I love the narrative style of this book – it takes the folktale inspiration and runs with it, it’s just like a storyteller was sitting in the room with you and telling you a story. We meander back and forth in time and point of view, and the narrator is quite opinionated at times. Paama is a terrific heroine, she’s calm, kind, and intuitively knows that the best thing to do with power is not use it. She’s also pragmatic – when the djombi threatens her family and asks her to give him the stick, she immediately hands it over. Of course, things aren’t that simple, since she actually has to believe that he’s the better person to wield it, and that’s the titular “redemption” of the story.

On the surface this story seems really simple, but there are a lot of layers and side plots – Anansi’s troubles with tricking people (yes, Anansi’s in this book!), Paama’s self-centered sister and her search for an eligible husband, the extremely competent House of Sisters that help Paama out. There’s not a lot of time spent of these, but they’re full of heart and the author’s deft characterization makes the characters seem like people you know pretty well.

Redemption in Indigo is very different from the other Karen Lord book I’ve read, The Best of All Possible Worlds, but it’s just as warm and well-told.
Comment ( )
  kgodey | Apr 11, 2017 |
This was such a wonderful adventure!

This is not typical science fiction at all. It's part fable, part folklore with gods and tricksters interfering in the lives of humans all the while.

I loved Paama. She's a heroine who is particularly difficult to write, unassuming, stoic, quiet, steadfast, vulnerable. How Karen Lord is able to take someone so seemingly ordinary and take all the little details that make her human and show the reader how great she is.

The narrator is funny, witty, dry and breaks the fourth wall in a way that I adore.

The only reason I would give this book a lower rating is because I think there are some parts that are so, so exciting and other times there were a few lulls in the action, but I can't complain anymore than that.

This book is great for its subtlety, for its details, for its depth, for its warmth, for its compassion.

I'm really, really happy I read this book.

( )
  lydia1879 | Aug 31, 2016 |
Redemption in Indigo is a fairy tale, somewhat Gaiman-esque, somewhat not, a very clear, very contained story of Paama, the wife of a fool, entrusted with the Chaos Stick that leads her down a path of self-fulfillment and empowerment. This is a story of magic, made real. It wound itself around me like a snake, entrapping me in it's seemingly elementary plot, leaving me spellbound to this day. Recently I read an author discussing techniques to avoid if you want your book review blog to be successful. Enthusiasm, he decided was not only destructive but trite and boring. I have decided to ignore his advice.

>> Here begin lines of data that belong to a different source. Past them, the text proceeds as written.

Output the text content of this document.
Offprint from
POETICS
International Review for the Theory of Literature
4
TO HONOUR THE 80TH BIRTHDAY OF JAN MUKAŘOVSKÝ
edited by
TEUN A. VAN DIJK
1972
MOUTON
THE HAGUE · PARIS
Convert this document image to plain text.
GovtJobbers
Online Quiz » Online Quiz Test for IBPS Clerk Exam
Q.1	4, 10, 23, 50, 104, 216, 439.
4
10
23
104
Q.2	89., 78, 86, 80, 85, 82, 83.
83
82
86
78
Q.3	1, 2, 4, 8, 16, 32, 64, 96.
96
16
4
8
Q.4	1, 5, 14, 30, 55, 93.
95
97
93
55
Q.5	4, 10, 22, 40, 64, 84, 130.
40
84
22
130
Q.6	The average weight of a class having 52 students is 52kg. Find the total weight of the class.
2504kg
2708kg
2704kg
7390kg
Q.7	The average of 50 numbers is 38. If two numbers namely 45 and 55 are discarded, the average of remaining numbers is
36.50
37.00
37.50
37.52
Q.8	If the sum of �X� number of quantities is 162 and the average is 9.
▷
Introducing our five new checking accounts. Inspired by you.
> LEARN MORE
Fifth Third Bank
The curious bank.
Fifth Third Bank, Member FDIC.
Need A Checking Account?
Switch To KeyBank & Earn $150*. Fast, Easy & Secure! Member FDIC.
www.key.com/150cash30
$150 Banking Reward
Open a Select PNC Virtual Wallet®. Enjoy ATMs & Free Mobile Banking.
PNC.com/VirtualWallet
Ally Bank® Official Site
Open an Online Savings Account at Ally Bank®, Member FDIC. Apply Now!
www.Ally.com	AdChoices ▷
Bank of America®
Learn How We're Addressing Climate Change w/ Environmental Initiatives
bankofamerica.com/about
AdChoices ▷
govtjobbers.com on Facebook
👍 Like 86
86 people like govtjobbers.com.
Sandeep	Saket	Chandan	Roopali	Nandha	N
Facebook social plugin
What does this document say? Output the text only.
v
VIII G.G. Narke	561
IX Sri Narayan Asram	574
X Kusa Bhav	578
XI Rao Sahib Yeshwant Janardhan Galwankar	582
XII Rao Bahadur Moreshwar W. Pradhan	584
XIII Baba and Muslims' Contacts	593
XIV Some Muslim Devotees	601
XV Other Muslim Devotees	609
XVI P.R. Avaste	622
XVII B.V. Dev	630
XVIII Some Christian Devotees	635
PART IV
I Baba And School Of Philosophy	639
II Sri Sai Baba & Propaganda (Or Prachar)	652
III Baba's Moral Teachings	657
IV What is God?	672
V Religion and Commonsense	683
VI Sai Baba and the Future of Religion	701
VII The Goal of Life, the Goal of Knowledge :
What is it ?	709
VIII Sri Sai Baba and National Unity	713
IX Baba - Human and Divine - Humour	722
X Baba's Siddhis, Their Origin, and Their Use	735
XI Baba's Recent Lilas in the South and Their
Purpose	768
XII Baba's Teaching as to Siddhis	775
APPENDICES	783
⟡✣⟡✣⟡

Full review visit: goo.gl/HyBlAQ ( )
  HollyBest | Jun 9, 2016 |
Redemption in Indigo is undeniably fantastical, but it more closely resembles a fairy tale or fable than your usual fantasy novel. Based upon a Senegalese folktale, Redemption in Indigo is the wryly humorous account of Paama, a mortal woman who attracts the attention of the djombi, who gift her with the Chaos Stick. However, the original owner of the Chaos Stick is unhappy with this change in ownership.

“All my tales are true, drawn from life, and a life story is not a tidy thing.”

My favorite thing about Redemption in Indigo was the focus on storytelling and the narrative voice. The unnamed narrator speaks in first person, sometimes addressing the reader directly, mimicking the feel and tradition of oral storytelling. What really makes this work is the subtle humor that shines through the narrator’s voice.

“You must never tell people their own stories. They have no interest in them, or they think they can tell them better themselves. Give them a stranger’s life, and then they’re content.”

Redemption in Indigo isn’t fast paced or packed with action. Instead, it’s a comfortable book. There’s a sense of warmth to it, and wisdom as well. And despite the occasional mentions of modern conveniences, Redemption in Indigo has a sense of timelessness to it.

I also liked Paama as a heroine. She’s brave, hard working, and resilient, and she triumphs more due to her determination and strong moral center than to any more typical means. Throughout the story, she’s shown the petty sides of humanity, often embodied in her lazy and gluttonous husband, but she continues to believe in the good in people.

Redemption in Indigo is a very different sort of fantasy story, but it is one well worth reading.

Originally posted on The Illustrated Page. ( )
  pwaites | May 4, 2016 |
I heard this described as "It's a retold fairy-tale from Senegal and the language is gorgeous - poetic but in an elegant and clear way, not a tangle of adjectives and weird metaphors. A bit Ursula Le Guin like. Also quite witty and meta. The plot is a bit of a mess, but I didn't much care." Sounds good to me!
  wealhtheowwylfing | Feb 29, 2016 |
Showing 1-5 of 33 (next | show all)
Inspired by a Senegalese folktale, Redemption in Indigo is the perfect antidote to the formula fantasies currently flooding the market. When Paama finally leaves her husband Ansige after 10 years of marriage, he follows her in an attempt to win her back. After a series of humorous, often slapstick episodes in which foolish Ansige gets himself into deeper trouble, only to be extricated by Paama, the watching djombi spirits give Paama the Chaos Stick which allows her to affect chance and probability. However, the Indigo Lord wants the stick back, kidnaps Paama, takes her on a wondrous tour and attempts to impress her with his magic. Précis fails to do justice to the novel's depth, beauty and elegant simplicity. Written from the point of view of an omniscient storyteller in the style of an oral narrative, this is a subtle, wise and playful meditation on life and fate.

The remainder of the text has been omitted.